#78 – Dick Bernard: Back to school with the President

Under ordinary circumstances I may not have heard that President Obama was going to give a televised talk to America’s school children at 11 a.m. today.  I’m long retired with no direct ties to public schools.
But these are no ordinary circumstances.  Last Friday morning, I got an e-mail, later withdrawn, in which the sender wanted to alert one of my mailing lists about her complaint about the President of the United States wanting to communicate with children, including her own, about their upcoming school year.  The speech was scheduled for today, September 8.  At the time of the e-mail, I had no context whatsoever.  
(The entire speech will likely be archived at the White House website  www.whitehouse.gov for anyone who is interested.)
The subsequent days were inundated with rhetoric.  For most school districts in my state, today is the first day of the school year.  It is an open guess as to what percent of the nation’s tens of millions of students will be allowed to see the talk live today, if at all.  When it comes to freedom of speech, apparently the President of the United States is, for some, off-limits, at least according to some who wish to shield their children from his thoughts (and in the process deprive the vast majority of the opportunity to hear what he has to say.)  
I spent an entire career in public education, so I know a bit about the reality of the public schools. 

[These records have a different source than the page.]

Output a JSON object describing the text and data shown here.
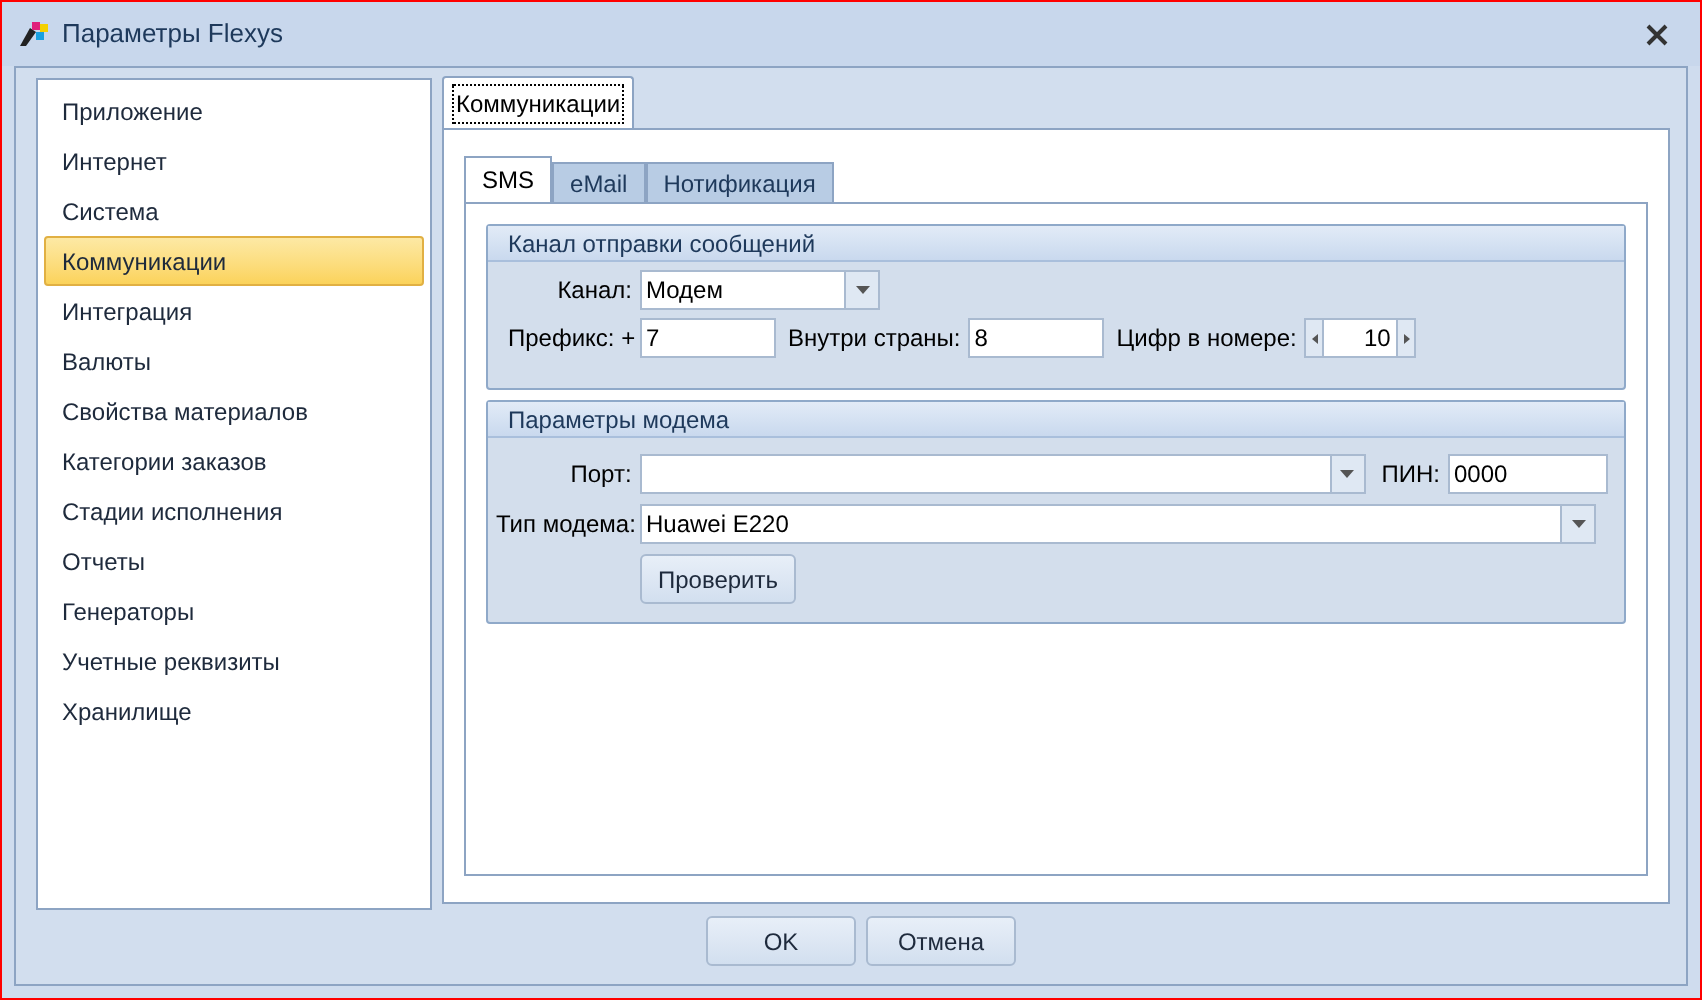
{
  "window": {
    "title": "Параметры Flexys"
  },
  "sidebar": {
    "items": [
      {
        "label": "Приложение",
        "selected": false
      },
      {
        "label": "Интернет",
        "selected": false
      },
      {
        "label": "Система",
        "selected": false
      },
      {
        "label": "Коммуникации",
        "selected": true
      },
      {
        "label": "Интеграция",
        "selected": false
      },
      {
        "label": "Валюты",
        "selected": false
      },
      {
        "label": "Свойства материалов",
        "selected": false
      },
      {
        "label": "Категории заказов",
        "selected": false
      },
      {
        "label": "Стадии исполнения",
        "selected": false
      },
      {
        "label": "Отчеты",
        "selected": false
      },
      {
        "label": "Генераторы",
        "selected": false
      },
      {
        "label": "Учетные реквизиты",
        "selected": false
      },
      {
        "label": "Хранилище",
        "selected": false
      }
    ]
  },
  "page_tab": {
    "label": "Коммуникации",
    "selected": true
  },
  "tabs": [
    {
      "label": "SMS",
      "selected": true
    },
    {
      "label": "eMail",
      "selected": false
    },
    {
      "label": "Нотификация",
      "selected": false
    }
  ],
  "channel_group": {
    "title": "Канал отправки сообщений",
    "channel_label": "Канал:",
    "channel_value": "Модем",
    "prefix_label": "Префикс: +",
    "prefix_value": "7",
    "domestic_label": "Внутри страны:",
    "domestic_value": "8",
    "digits_label": "Цифр в номере:",
    "digits_value": "10"
  },
  "modem_group": {
    "title": "Параметры модема",
    "port_label": "Порт:",
    "pin_label": "ПИН:",
    "pin_value": "0000",
    "type_label": "Тип модема:",
    "type_value": "Huawei E220",
    "check_button": "Проверить"
  },
  "buttons": [
    "OK",
    "Отмена"
  ]
}
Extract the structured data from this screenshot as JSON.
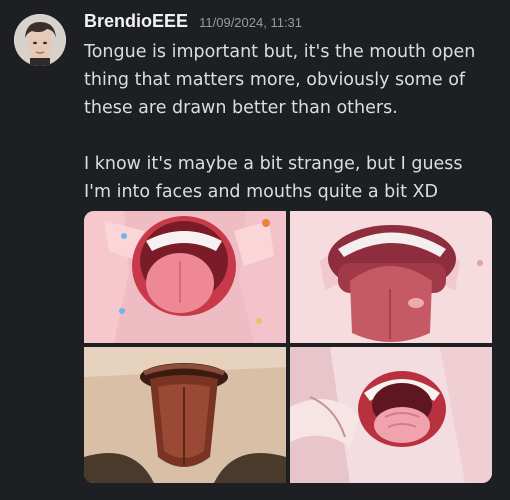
{
  "message": {
    "author": "BrendioEEE",
    "timestamp": "11/09/2024, 11:31",
    "paragraphs": [
      "Tongue is important but, it's the mouth open thing that matters more, obviously some of these are drawn better than others.",
      "I know it's maybe a bit strange, but I guess I'm into faces and mouths quite a bit XD"
    ]
  },
  "colors": {
    "background": "#1e1f22",
    "username": "#f2f3f5",
    "timestamp": "#949ba4",
    "text": "#dbdee1"
  },
  "attachments": {
    "count": 4
  }
}
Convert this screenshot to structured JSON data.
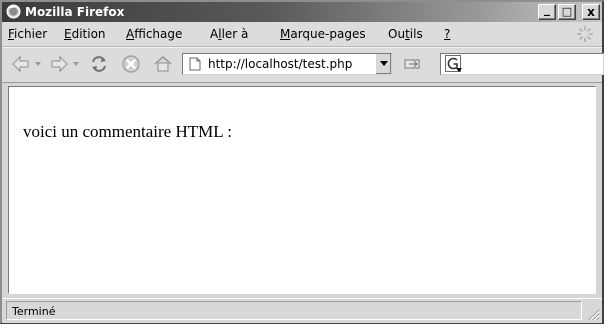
{
  "window": {
    "title": "Mozilla Firefox",
    "controls": {
      "minimize": "_",
      "maximize": "□",
      "close": "x"
    }
  },
  "menu": [
    {
      "label": "Fichier",
      "underline": "F",
      "rest": "ichier"
    },
    {
      "label": "Edition",
      "underline": "E",
      "rest": "dition"
    },
    {
      "label": "Affichage",
      "underline": "A",
      "rest": "ffichage"
    },
    {
      "label": "Aller à",
      "pre": "A",
      "underline": "l",
      "rest": "ler à"
    },
    {
      "label": "Marque-pages",
      "underline": "M",
      "rest": "arque-pages"
    },
    {
      "label": "Outils",
      "pre": "Ou",
      "underline": "t",
      "rest": "ils"
    },
    {
      "label": "?",
      "underline": "?",
      "rest": ""
    }
  ],
  "toolbar": {
    "icons": [
      "back-icon",
      "forward-icon",
      "reload-icon",
      "stop-icon",
      "home-icon",
      "go-icon"
    ],
    "url": "http://localhost/test.php",
    "search_value": ""
  },
  "page": {
    "text": "voici un commentaire HTML :"
  },
  "status": {
    "text": "Terminé"
  },
  "colors": {
    "chrome": "#dcdcdc",
    "title_gradient_start": "#3a3a3a",
    "content_bg": "#ffffff"
  }
}
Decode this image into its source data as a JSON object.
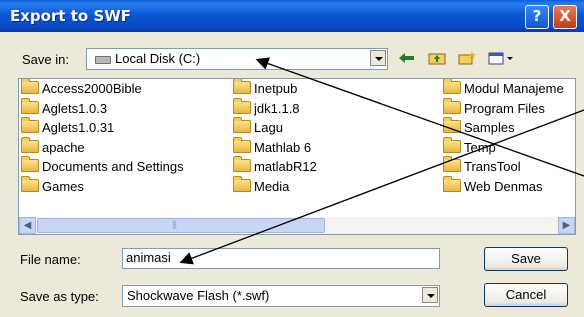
{
  "window": {
    "title": "Export to SWF",
    "help_label": "?",
    "close_label": "X"
  },
  "save_in": {
    "label": "Save in:",
    "value": "Local Disk (C:)"
  },
  "toolbar": {
    "back_icon": "back-arrow-icon",
    "up_icon": "up-folder-icon",
    "new_folder_icon": "new-folder-icon",
    "view_icon": "view-menu-icon"
  },
  "files": {
    "column1": [
      "Access2000Bible",
      "Aglets1.0.3",
      "Aglets1.0.31",
      "apache",
      "Documents and Settings",
      "Games"
    ],
    "column2": [
      "Inetpub",
      "jdk1.1.8",
      "Lagu",
      "Mathlab 6",
      "matlabR12",
      "Media"
    ],
    "column3": [
      "Modul Manajeme",
      "Program Files",
      "Samples",
      "Temp",
      "TransTool",
      "Web Denmas"
    ]
  },
  "file_name": {
    "label": "File name:",
    "value": "animasi"
  },
  "save_as_type": {
    "label": "Save as type:",
    "value": "Shockwave Flash (*.swf)"
  },
  "buttons": {
    "save": "Save",
    "cancel": "Cancel"
  },
  "colors": {
    "title_bar": "#0a58d4",
    "dialog_bg": "#ece9d8",
    "border": "#7f9db9",
    "folder": "#f5cf5c"
  }
}
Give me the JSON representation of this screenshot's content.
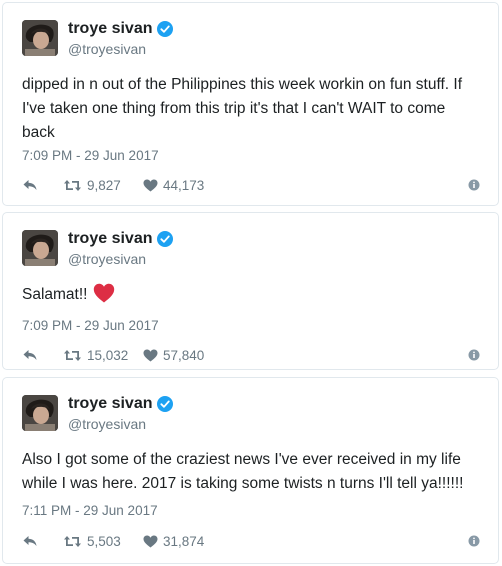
{
  "tweets": [
    {
      "name": "troye sivan",
      "handle": "@troyesivan",
      "text": "dipped in n out of the Philippines this week workin on fun stuff. If I've taken one thing from this trip it's that I can't WAIT to come back",
      "timestamp": "7:09 PM - 29 Jun 2017",
      "retweets": "9,827",
      "likes": "44,173"
    },
    {
      "name": "troye sivan",
      "handle": "@troyesivan",
      "text": "Salamat!!",
      "timestamp": "7:09 PM - 29 Jun 2017",
      "retweets": "15,032",
      "likes": "57,840"
    },
    {
      "name": "troye sivan",
      "handle": "@troyesivan",
      "text": "Also I got some of the craziest news I've ever received in my life while I was here. 2017 is taking some twists n turns I'll tell ya!!!!!!",
      "timestamp": "7:11 PM - 29 Jun 2017",
      "retweets": "5,503",
      "likes": "31,874"
    }
  ],
  "icons": {
    "verified": "verified-badge-icon",
    "reply": "reply-icon",
    "retweet": "retweet-icon",
    "like": "heart-icon",
    "info": "info-icon",
    "emoji": "red-heart-emoji"
  },
  "colors": {
    "verified": "#1da1f2",
    "muted": "#697882",
    "text": "#1c2022",
    "border": "#e1e8ed",
    "emoji_heart": "#dd2e44"
  }
}
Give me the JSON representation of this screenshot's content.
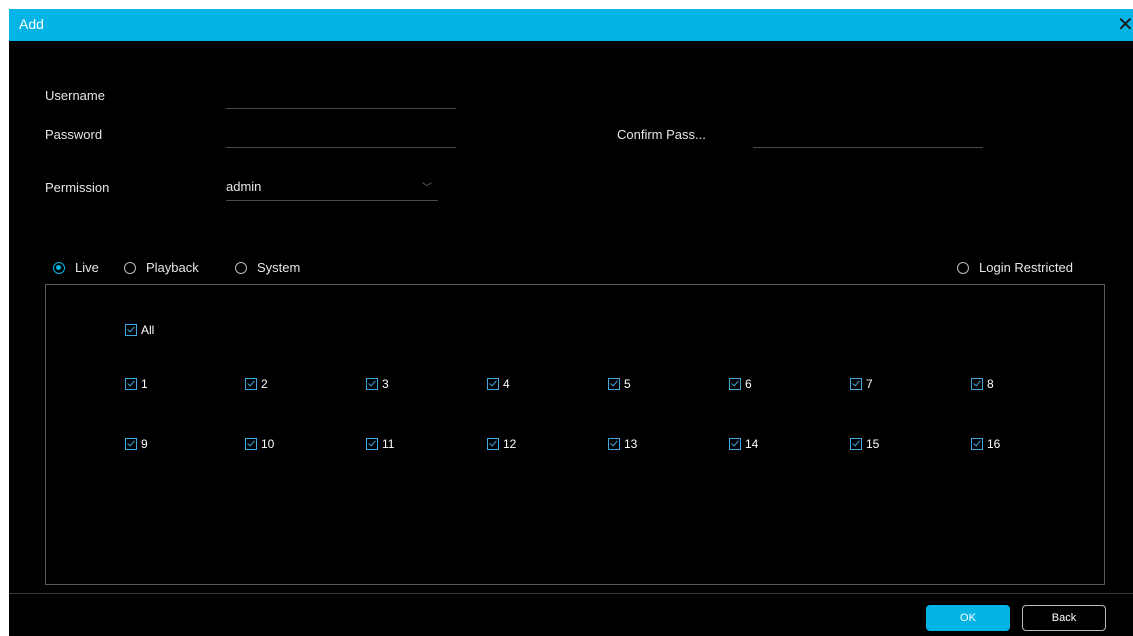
{
  "dialog": {
    "title": "Add"
  },
  "form": {
    "username_label": "Username",
    "username_value": "",
    "password_label": "Password",
    "password_value": "",
    "confirm_label": "Confirm Pass...",
    "confirm_value": "",
    "permission_label": "Permission",
    "permission_value": "admin"
  },
  "tabs": {
    "live": "Live",
    "playback": "Playback",
    "system": "System",
    "selected": "Live",
    "login_restricted": "Login Restricted"
  },
  "channels": {
    "all_label": "All",
    "items": [
      "1",
      "2",
      "3",
      "4",
      "5",
      "6",
      "7",
      "8",
      "9",
      "10",
      "11",
      "12",
      "13",
      "14",
      "15",
      "16"
    ]
  },
  "footer": {
    "ok_label": "OK",
    "back_label": "Back"
  },
  "colors": {
    "accent": "#05b4e6"
  }
}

A career public elementary school teacher, now retired several years, commented on the general situation on Saturday: “When I was teaching I would have been so happy to have the President reinforce my job by speaking to students.”  As to disrupting regular events on the first day of school, she said “The first day of school was always full of twists and turns.  Some kids haven’t slept all night because they are scared, some wish they were back home, some are worrying about their bus number, some wish they had a different teacher, some little ones are crying, some are hot (no air conditioning) some are very excited for a new year, etc.  I think it would be reassuring to have the President speak to them.” 
Of course, none of this matters to those who wish to shut down the opportunity for the President to communicate a positive lesson.  
Last Friday, after the e-mail brought the matter to my attention, I wrote to the heads of all of the major public education organizations in Minnesota, saying this:  What I see is a flagrant adult example of bullying behavior, and you can rest assured that if the organizers of this nationwide protest feel they were successful in this campaign, you can anticipate much more aggressive moves on other fronts as time goes on.  This is not a constituency that will be satisfied with half-a-loaf.  Any sign of weakness you and your members show will be exploited and the problem will get much worse.
It is very ironic to me that this same President Obama, who some people apparently fear will influence their kids, is the same President who not-so-liberal Bill O’Reilly of Fox News wrote about in a cover story in the August 9, 2009, Parade Magazine, included in the St. Paul Pioneer press.  The article, very positive, is entitled “What Children can learn from President Obama”.  Read it.  It’s all very positive…about President Obama.  But now some folks don’t want their children to hear [that same President] speak, and are willing to sabotage the opportunities of other children to hear this message.”
What we are seeing goes far beyond mere hypocrisy.  
This story won’t end with today.
Now to watch the President’s talk to America’s students….
UPDATE: 11:23 A.M.
The ones who needed to watch this speech – the ones who campaigned against its being shown – probably will refuse to tune it in.  I hope they change their mind.